Pubblicato un nuovo articolo su WPC sulla rivista internazionale Advances in Neurodevelopmental Disorders edita da Springer, che può essere consultato al link http://rdcu.be/AHxn

L’articolo porta evidenze sullo studio dell’indipendenza e sulle attività comunicative di 5 partecipanti con disabilità multiple. In particolare: disabilità intellettuale da debole a moderata, disabilità visuale e/o motoria e difficoltà nell’espressione verbale.

I partecipanti hanno usato WPC con l’ausilio di materiali tangibili, ovvero di piccoli oggetti e immagini potenziati con sensori NFC che ne permettono il riconoscimento dall’app WPC. Gli oggetti riconosciuti dallo smartphone e gestiti da WPC permettono all’utente di scambiare informazioni con il partner comunicativo (genitore, caregiver, ecc.) attraverso una vocalizzazione di un bisogno tramite il sintetizzatore, oppure grazie all’invio di un messaggio contenente la richiesta di aiuto della persona con disabilità.

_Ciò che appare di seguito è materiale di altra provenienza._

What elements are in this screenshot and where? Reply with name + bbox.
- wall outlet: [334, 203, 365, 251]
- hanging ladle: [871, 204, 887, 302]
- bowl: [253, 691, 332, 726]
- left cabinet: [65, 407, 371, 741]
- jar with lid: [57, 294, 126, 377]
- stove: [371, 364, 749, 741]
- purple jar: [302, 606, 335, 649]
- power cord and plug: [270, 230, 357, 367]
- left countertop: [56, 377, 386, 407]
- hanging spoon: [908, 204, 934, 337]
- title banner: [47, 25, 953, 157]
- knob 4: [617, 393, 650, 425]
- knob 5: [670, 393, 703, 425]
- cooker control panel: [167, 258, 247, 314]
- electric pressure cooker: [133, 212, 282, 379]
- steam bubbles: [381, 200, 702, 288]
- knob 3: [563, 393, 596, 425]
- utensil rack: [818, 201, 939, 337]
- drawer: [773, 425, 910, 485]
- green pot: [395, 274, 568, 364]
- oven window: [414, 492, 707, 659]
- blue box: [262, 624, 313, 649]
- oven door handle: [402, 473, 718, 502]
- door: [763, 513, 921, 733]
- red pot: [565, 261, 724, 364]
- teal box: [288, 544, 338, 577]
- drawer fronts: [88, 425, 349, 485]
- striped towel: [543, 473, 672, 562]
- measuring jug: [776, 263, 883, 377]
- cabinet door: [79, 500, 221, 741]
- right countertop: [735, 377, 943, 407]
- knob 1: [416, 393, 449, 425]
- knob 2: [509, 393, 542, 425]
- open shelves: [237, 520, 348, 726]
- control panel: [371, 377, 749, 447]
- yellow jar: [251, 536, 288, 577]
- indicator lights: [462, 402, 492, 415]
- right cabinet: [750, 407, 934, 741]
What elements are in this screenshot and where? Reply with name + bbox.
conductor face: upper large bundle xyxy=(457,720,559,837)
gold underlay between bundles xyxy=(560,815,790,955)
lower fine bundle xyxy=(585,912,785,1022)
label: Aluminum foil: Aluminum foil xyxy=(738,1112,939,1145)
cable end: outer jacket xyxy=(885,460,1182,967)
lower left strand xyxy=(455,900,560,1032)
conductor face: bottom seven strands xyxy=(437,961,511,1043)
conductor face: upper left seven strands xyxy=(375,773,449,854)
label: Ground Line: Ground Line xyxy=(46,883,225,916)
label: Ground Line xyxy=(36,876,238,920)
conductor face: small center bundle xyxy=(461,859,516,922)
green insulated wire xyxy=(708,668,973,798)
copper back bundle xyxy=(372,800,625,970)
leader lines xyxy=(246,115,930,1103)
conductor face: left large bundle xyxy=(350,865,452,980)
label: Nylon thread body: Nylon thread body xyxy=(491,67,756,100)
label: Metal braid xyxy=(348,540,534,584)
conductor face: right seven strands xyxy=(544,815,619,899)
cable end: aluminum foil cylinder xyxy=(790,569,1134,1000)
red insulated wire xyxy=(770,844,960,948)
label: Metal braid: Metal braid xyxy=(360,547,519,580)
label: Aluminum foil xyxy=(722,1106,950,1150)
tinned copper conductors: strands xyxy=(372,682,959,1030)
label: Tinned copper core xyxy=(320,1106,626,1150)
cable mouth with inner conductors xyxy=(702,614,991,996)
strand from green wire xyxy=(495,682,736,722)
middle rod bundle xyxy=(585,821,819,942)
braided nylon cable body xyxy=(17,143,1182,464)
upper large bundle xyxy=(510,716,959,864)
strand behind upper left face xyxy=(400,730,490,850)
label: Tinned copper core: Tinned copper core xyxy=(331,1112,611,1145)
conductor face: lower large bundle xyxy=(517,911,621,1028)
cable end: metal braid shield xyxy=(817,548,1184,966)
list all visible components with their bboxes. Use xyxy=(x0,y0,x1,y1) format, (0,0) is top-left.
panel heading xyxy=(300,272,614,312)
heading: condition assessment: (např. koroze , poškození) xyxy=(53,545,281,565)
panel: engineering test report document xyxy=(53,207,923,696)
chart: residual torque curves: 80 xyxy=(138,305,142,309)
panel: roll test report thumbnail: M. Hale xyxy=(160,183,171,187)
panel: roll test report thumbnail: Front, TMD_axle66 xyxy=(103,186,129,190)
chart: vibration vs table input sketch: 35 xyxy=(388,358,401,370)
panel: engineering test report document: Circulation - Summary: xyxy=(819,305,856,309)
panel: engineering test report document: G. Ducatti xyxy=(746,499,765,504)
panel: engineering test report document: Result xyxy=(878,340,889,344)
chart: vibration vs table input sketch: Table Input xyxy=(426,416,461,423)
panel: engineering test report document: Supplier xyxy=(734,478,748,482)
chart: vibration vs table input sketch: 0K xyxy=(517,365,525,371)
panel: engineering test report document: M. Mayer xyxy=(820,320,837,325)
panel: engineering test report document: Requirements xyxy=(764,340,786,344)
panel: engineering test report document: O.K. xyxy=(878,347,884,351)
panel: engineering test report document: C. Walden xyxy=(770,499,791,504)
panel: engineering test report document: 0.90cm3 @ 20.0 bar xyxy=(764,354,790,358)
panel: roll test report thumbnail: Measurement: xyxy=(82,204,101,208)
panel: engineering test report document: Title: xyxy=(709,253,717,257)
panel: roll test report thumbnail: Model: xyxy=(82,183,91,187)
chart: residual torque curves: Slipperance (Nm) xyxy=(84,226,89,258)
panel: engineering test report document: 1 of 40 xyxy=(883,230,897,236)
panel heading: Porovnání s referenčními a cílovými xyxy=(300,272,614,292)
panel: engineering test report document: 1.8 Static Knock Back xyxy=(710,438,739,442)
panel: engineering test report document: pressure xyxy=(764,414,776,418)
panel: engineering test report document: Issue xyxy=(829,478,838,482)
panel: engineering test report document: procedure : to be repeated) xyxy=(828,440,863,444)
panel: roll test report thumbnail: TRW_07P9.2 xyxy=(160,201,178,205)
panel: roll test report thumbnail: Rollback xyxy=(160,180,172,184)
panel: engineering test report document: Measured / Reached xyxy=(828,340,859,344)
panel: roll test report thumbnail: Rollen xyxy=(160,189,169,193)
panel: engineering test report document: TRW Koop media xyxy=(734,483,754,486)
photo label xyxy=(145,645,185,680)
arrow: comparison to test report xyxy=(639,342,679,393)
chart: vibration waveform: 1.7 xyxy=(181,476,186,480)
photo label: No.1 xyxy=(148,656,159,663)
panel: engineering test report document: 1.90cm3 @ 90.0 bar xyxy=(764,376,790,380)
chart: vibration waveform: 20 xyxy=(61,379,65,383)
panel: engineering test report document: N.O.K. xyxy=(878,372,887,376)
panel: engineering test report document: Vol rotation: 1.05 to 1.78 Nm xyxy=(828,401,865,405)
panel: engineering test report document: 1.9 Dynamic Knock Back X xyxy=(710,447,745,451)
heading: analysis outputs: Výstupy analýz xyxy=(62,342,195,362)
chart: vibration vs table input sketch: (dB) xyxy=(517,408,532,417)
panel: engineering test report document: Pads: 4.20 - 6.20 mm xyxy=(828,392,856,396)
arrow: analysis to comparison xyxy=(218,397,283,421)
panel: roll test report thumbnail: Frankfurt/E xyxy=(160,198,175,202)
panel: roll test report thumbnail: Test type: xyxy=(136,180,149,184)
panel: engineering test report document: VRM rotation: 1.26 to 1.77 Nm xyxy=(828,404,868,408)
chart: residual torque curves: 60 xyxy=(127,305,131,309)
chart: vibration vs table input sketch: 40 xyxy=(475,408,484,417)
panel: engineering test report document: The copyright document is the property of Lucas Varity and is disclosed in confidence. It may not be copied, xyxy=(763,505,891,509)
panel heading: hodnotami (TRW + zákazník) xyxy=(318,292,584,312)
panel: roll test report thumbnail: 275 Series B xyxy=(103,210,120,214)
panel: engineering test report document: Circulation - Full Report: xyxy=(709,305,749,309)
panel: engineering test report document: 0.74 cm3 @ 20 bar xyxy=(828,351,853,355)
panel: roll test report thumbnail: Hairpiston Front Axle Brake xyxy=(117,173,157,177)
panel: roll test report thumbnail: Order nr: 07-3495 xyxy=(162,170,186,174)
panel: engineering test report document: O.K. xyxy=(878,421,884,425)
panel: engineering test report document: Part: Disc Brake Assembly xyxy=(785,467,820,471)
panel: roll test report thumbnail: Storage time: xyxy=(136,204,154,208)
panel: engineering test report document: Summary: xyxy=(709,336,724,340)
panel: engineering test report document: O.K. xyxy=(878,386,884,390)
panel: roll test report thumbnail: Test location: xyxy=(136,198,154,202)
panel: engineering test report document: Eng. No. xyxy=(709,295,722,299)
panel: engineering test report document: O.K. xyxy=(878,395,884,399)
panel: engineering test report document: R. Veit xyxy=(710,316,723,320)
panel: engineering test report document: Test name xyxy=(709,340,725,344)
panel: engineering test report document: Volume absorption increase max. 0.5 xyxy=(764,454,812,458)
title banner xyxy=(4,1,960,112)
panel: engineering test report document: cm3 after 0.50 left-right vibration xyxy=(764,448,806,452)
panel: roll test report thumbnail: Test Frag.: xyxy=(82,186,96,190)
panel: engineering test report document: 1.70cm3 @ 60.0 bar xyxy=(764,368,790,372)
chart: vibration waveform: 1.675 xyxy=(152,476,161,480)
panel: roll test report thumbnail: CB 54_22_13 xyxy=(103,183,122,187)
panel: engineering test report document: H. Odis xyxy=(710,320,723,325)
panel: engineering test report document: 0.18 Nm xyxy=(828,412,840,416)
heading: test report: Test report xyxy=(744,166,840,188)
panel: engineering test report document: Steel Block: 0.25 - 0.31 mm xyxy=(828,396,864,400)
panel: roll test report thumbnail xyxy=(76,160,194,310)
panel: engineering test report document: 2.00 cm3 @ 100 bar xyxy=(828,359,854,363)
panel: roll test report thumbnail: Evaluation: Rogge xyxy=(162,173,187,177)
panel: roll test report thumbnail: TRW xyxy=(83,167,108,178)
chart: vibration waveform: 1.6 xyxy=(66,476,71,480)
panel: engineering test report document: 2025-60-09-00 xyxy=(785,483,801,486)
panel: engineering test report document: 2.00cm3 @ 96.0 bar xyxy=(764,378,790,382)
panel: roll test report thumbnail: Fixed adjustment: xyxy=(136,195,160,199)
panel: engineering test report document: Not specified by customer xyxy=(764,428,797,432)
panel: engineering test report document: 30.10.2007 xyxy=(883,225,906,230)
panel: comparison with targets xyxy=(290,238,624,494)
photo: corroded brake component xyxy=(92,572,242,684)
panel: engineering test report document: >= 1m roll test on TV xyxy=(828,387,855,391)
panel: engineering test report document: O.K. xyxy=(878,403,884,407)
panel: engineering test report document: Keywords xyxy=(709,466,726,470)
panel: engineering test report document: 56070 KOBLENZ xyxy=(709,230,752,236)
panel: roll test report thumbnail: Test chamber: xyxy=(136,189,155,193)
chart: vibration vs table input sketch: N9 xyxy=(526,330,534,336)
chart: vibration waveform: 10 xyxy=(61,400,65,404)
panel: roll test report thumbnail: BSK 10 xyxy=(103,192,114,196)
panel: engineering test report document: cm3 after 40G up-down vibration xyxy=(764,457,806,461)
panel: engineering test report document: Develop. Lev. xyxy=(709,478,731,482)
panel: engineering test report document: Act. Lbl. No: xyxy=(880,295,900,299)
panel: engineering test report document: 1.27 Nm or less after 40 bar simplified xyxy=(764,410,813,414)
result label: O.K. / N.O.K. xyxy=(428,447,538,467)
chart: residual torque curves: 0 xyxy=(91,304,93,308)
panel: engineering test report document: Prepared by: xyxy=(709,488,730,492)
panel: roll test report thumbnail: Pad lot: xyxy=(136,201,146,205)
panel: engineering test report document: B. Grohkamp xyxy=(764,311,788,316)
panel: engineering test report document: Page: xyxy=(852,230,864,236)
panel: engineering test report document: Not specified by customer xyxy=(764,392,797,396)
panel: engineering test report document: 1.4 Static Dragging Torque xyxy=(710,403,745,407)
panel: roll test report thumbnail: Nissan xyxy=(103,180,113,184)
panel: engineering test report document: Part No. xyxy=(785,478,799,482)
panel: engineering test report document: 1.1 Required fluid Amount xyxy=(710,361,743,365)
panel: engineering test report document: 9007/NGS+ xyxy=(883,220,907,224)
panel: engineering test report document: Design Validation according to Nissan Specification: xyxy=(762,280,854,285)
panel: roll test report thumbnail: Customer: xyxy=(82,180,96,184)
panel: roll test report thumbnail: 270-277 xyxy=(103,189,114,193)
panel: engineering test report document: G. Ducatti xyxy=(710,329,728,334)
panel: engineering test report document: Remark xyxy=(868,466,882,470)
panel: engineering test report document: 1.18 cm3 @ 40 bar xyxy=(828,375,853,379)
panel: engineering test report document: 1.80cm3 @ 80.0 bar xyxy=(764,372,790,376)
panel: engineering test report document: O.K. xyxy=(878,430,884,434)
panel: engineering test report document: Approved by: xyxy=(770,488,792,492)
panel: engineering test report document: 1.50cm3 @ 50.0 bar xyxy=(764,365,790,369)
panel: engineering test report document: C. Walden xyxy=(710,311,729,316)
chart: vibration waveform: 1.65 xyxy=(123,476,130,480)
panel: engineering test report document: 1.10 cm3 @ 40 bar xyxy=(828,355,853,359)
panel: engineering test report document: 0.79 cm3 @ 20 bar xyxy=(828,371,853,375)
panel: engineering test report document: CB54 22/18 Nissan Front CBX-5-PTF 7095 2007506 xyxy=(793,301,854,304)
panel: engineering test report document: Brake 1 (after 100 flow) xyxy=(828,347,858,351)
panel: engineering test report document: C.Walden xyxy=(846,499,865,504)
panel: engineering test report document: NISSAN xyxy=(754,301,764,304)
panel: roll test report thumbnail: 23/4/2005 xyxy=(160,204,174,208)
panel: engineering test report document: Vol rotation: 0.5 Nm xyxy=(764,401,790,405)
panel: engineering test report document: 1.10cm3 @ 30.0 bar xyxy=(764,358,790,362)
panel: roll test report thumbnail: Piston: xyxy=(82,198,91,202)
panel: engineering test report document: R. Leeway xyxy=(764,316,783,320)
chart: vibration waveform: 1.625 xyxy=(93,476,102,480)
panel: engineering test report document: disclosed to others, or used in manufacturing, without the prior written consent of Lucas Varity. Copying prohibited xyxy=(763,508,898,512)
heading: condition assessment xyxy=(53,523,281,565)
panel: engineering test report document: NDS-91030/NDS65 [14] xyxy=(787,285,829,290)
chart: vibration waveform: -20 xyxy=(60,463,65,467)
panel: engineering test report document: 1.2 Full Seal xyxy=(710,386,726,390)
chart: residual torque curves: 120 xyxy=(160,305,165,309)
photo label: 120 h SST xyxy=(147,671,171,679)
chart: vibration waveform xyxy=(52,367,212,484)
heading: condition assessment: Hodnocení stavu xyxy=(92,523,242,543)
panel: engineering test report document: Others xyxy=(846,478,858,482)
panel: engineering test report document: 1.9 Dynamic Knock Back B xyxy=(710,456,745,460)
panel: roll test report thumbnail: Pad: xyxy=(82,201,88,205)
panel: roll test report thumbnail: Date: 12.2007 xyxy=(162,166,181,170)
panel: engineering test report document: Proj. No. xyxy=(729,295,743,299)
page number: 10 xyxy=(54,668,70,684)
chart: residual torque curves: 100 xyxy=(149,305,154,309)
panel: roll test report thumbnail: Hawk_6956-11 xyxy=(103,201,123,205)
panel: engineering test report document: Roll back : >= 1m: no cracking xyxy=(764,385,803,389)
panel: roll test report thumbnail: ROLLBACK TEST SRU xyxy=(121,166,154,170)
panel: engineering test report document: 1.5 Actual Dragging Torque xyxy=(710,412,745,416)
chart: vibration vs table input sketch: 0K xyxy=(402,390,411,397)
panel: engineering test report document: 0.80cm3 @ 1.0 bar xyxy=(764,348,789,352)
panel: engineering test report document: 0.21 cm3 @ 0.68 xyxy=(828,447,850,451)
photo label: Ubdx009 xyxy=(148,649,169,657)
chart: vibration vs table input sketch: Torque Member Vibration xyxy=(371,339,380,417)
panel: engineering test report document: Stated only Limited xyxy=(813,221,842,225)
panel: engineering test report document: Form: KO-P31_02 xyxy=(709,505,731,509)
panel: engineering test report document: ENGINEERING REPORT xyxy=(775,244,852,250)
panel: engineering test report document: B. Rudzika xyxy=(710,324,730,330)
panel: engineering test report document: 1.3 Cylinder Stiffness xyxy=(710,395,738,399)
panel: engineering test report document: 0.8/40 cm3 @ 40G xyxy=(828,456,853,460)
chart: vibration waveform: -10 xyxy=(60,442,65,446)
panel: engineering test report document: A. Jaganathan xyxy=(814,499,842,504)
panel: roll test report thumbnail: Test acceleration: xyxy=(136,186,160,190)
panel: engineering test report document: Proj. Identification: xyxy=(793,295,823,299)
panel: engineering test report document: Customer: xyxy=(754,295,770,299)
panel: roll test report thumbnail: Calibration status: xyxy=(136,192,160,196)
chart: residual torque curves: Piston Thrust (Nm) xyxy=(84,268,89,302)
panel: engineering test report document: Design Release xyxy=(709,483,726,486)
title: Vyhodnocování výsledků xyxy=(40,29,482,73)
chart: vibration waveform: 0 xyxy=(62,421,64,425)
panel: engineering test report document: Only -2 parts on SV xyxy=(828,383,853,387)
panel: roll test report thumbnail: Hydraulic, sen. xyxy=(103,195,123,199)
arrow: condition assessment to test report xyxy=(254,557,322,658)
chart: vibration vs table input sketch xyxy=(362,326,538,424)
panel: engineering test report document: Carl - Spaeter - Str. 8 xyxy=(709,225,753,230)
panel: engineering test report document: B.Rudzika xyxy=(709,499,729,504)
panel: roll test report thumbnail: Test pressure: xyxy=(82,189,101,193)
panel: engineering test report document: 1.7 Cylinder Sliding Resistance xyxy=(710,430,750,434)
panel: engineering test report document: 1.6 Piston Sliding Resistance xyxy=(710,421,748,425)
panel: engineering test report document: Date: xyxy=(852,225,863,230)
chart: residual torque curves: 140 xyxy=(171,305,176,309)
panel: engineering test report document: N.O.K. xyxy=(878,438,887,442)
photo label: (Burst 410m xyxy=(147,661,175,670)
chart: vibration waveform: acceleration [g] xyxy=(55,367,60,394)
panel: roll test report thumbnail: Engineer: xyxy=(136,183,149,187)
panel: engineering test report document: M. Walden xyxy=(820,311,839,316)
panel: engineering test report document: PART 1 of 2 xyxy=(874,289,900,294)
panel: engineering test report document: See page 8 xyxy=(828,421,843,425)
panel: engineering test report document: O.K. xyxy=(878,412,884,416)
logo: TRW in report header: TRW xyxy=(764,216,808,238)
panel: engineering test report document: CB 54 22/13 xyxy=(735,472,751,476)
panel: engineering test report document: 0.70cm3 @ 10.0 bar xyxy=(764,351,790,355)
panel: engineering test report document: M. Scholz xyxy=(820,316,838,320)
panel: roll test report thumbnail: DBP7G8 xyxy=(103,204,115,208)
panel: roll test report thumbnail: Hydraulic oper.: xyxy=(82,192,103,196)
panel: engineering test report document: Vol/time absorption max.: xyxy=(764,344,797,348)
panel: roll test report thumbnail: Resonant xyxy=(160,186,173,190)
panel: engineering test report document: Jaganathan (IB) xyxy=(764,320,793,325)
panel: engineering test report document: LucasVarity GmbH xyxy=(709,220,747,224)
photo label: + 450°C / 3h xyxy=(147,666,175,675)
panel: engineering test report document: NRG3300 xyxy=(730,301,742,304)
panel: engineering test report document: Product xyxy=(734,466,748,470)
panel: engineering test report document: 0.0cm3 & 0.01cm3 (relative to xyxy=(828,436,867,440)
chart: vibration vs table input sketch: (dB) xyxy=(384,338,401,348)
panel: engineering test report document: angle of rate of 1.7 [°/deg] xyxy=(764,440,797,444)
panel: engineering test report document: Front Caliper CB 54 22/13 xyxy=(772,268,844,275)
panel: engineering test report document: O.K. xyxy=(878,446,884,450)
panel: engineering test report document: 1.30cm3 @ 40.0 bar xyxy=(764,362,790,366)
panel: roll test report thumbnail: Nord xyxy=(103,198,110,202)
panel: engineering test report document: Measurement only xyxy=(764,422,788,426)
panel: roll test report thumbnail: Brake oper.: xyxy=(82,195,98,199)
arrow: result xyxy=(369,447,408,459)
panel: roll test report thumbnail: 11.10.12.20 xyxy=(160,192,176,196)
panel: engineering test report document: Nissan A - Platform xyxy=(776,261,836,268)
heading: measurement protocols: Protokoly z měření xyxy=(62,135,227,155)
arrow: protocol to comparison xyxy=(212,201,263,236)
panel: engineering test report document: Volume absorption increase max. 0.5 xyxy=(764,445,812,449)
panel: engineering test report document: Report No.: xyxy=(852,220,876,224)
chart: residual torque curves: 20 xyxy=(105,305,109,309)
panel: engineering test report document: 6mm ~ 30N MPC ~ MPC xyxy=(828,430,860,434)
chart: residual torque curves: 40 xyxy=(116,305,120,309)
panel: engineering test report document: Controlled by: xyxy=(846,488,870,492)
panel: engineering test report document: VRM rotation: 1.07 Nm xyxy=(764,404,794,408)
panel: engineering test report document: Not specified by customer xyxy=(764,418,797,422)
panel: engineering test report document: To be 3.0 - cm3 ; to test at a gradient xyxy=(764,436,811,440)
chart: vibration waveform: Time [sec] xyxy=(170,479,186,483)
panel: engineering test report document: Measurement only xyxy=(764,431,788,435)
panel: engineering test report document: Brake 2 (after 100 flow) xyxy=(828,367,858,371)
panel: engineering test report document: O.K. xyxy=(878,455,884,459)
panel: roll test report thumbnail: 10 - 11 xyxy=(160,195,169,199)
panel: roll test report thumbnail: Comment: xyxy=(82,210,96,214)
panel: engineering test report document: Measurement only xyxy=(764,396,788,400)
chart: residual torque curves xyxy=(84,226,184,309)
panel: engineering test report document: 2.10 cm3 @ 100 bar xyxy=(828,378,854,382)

Gli studi scientifici hanno dimostrato come l’iniziativa comunicativa e le attività ricreative indipendenti occorrevano per percentuali comprese tra l’80% e il 90% quando veniva utilizzato WPC mentre erano azzerate nel caso in cui i soggetti non avevano a disposizione il programma, come mostrato nell’immagine successiva.

Questa è un’ulteriore evidenza scientifica dell’efficacia del programma per potenziare la comunicazione e l’iniziativa per persone con disabilità multiple.

Lancioni G., O’Reilly M., Sigafoos J., Campodonico F., Perilli V., Alberti G., Ricci C. & Miglino O. (2017). A Modified Smartphone-based Program to Support Leisure and Communication Activities in People with Multiple Disabilities. Advances in Neurodevelopmental Disorders (ANDI), Springer.